# TOMLAB Appendix F

This page is part of the TOMLAB Manual. See TOMLAB Manual. |

## Motivation and Background to TOMLAB

Many scientists and engineers are using Matlab as a modeling and analysis tool, but for the solution of optimization problems, the support is weak. That was one motive for starting the development of TOMLAB;

To solve optimization problems, traditionally the user has been forced to write a Fortran code that calls some standard solver written as a Fortran subroutine. For nonlinear problems, the user must also write subroutines computing the objective function value and the vector of constraint function values. The needed derivatives are either explicitly coded, computed by using numerical differences or derived using automatic differentiation techniques.

In recent years several modeling languages are developed, like AIMMS, AMPL, ASCEND, GAMS and LINGO. The modeling system acts as a preprocessor. The user describes the details of his problem in a very verbal language; an opposite to the concise mathematical description of the problem. The problem description file is normally modified in a text editor, with help from example files solving the same type of problem. Much effort is directed to the development of more user friendly interfaces. The model system processes the input description file and calls any of the available solvers. For a solver to be accessible in the modeling system, special types of interfaces are developed.

The modeling language approach is suitable for many management and decision problems, but may not always be the best way for engineering problems, which often are nonlinear with a complicated problem description. Until recently, the support for nonlinear problems in the modeling languages has been crude. This is now rapidly changing.

For people with a mathematical background, modeling languages often seems to be a very tedious way to define an optimization problem. There has been several attempts to find languages more suitable than Fortran or C/C++ to describe mathematical problems, like the compact and powerful APL language. Nowadays, languages like Matlab has a rapid growth of users. Matlab was originally created as a preprocessor to the standard Fortran subroutine libraries in numerical linear algebra, LINPACK and EISPACK, much the same idea as the modeling languages discussed above.

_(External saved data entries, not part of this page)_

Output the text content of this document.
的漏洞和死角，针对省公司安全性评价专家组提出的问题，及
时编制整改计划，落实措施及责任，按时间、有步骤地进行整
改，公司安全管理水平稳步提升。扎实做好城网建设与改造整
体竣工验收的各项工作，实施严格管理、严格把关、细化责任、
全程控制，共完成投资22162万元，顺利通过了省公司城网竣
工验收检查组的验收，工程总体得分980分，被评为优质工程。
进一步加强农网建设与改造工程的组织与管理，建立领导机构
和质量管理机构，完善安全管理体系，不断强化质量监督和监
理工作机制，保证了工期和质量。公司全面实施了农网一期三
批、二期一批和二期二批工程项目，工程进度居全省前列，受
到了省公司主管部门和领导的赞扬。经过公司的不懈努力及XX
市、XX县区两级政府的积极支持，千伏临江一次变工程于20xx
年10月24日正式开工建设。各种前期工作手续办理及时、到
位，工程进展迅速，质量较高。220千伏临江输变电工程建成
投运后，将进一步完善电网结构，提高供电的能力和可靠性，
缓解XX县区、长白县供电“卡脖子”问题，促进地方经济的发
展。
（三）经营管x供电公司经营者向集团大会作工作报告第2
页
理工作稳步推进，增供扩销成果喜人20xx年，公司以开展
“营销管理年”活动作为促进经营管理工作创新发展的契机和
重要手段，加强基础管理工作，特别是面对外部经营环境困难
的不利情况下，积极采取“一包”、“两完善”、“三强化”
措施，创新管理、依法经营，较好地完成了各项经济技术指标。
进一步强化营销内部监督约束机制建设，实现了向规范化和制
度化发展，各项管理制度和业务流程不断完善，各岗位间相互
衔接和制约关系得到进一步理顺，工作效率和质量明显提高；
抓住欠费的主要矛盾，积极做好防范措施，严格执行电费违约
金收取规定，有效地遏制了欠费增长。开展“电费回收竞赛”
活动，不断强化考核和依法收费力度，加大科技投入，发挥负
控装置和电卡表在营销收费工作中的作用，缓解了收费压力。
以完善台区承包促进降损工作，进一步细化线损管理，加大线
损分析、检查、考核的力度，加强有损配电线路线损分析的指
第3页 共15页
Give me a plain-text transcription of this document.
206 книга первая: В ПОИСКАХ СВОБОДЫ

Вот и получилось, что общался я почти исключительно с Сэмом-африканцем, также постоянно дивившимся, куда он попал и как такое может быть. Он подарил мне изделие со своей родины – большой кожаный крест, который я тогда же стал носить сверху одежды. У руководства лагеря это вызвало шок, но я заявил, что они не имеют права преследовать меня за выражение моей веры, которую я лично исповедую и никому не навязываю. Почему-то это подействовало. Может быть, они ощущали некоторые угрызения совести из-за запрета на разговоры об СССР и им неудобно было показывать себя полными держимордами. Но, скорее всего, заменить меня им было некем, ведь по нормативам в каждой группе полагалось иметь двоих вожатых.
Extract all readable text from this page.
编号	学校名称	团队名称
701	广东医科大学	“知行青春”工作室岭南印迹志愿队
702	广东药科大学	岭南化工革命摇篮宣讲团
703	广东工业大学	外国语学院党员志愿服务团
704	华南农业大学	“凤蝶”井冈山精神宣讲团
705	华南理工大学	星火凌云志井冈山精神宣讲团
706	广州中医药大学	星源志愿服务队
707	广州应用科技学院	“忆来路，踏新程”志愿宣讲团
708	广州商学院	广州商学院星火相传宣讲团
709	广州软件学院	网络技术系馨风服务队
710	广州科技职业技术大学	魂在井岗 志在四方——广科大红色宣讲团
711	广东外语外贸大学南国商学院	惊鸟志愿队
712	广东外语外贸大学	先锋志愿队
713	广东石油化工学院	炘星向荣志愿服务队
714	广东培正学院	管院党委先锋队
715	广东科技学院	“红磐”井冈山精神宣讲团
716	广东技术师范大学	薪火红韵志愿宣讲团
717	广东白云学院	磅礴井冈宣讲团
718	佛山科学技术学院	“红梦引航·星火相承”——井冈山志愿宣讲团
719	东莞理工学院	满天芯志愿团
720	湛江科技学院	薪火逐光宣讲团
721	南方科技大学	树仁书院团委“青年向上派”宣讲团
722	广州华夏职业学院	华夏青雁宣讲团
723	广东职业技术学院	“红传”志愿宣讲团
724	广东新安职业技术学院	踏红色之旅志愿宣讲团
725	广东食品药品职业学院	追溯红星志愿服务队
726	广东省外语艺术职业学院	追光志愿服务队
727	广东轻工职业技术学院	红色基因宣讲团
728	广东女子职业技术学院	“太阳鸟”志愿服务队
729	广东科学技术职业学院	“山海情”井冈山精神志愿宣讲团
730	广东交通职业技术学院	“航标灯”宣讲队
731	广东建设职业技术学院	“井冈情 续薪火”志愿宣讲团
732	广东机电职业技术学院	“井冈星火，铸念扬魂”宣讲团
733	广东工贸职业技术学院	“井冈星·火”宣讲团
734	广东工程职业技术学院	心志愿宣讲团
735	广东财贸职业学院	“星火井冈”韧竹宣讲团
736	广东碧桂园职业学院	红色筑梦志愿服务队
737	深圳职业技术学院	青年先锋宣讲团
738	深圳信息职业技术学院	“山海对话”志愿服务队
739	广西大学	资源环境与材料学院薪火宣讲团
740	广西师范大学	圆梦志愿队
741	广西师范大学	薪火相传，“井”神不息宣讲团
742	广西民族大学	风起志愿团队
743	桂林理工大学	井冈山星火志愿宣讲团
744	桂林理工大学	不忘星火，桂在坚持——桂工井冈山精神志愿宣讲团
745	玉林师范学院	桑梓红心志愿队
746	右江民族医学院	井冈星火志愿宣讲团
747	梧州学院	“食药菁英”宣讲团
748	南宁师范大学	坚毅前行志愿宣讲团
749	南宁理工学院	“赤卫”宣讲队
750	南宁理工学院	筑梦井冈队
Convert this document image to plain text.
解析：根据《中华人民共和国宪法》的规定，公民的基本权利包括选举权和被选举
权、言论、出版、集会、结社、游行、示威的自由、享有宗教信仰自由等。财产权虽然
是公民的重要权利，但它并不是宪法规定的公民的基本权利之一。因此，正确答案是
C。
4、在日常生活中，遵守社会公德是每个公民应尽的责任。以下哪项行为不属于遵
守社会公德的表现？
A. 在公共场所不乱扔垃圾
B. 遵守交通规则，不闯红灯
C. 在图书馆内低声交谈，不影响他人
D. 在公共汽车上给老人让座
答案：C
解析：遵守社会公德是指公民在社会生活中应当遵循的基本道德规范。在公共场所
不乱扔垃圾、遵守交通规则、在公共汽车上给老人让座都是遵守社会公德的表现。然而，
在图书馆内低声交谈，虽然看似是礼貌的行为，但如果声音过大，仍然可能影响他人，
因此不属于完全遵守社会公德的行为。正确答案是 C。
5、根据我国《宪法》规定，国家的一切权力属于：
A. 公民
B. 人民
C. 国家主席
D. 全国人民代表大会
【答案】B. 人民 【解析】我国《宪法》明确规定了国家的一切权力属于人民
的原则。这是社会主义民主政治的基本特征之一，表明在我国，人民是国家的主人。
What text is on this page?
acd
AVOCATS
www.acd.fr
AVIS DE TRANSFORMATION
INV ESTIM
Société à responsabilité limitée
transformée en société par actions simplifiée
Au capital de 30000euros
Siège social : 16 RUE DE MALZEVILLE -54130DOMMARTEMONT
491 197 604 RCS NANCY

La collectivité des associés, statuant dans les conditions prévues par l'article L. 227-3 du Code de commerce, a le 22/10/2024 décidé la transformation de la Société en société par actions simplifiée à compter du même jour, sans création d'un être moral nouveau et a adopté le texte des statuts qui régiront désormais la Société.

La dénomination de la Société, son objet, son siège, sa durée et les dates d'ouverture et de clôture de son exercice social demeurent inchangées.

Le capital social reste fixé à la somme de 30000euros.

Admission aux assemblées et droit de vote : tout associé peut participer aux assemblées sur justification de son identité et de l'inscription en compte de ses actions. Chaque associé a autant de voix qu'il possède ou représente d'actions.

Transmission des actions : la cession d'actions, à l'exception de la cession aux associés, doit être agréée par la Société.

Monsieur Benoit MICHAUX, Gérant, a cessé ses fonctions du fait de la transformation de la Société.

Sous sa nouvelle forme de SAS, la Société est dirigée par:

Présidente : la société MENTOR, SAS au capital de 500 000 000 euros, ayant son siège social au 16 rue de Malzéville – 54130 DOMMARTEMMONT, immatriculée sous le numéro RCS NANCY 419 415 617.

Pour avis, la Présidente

Matlab of today is an advanced and powerful tool, with graphics, animation and advanced menu design possibilities integrated with the mathematics. The Matlab language has made the development of toolboxes possible, which serves as a direct extension to the language itself. Using Matlab as an environment for solving optimization problems offers much more possibilities for analysis than just the pure solution of the problem. The increased quality of the Matlab MEX-file interfaces makes it possible to run Fortran and C-programs on both PC and Unix systems.

The concept of TOMLAB is to integrate all different systems, getting access to the best of all worlds. TOMLAB should be seen as a complement to existing model languages, for the user needing more power and flexibility than given by a modeling system.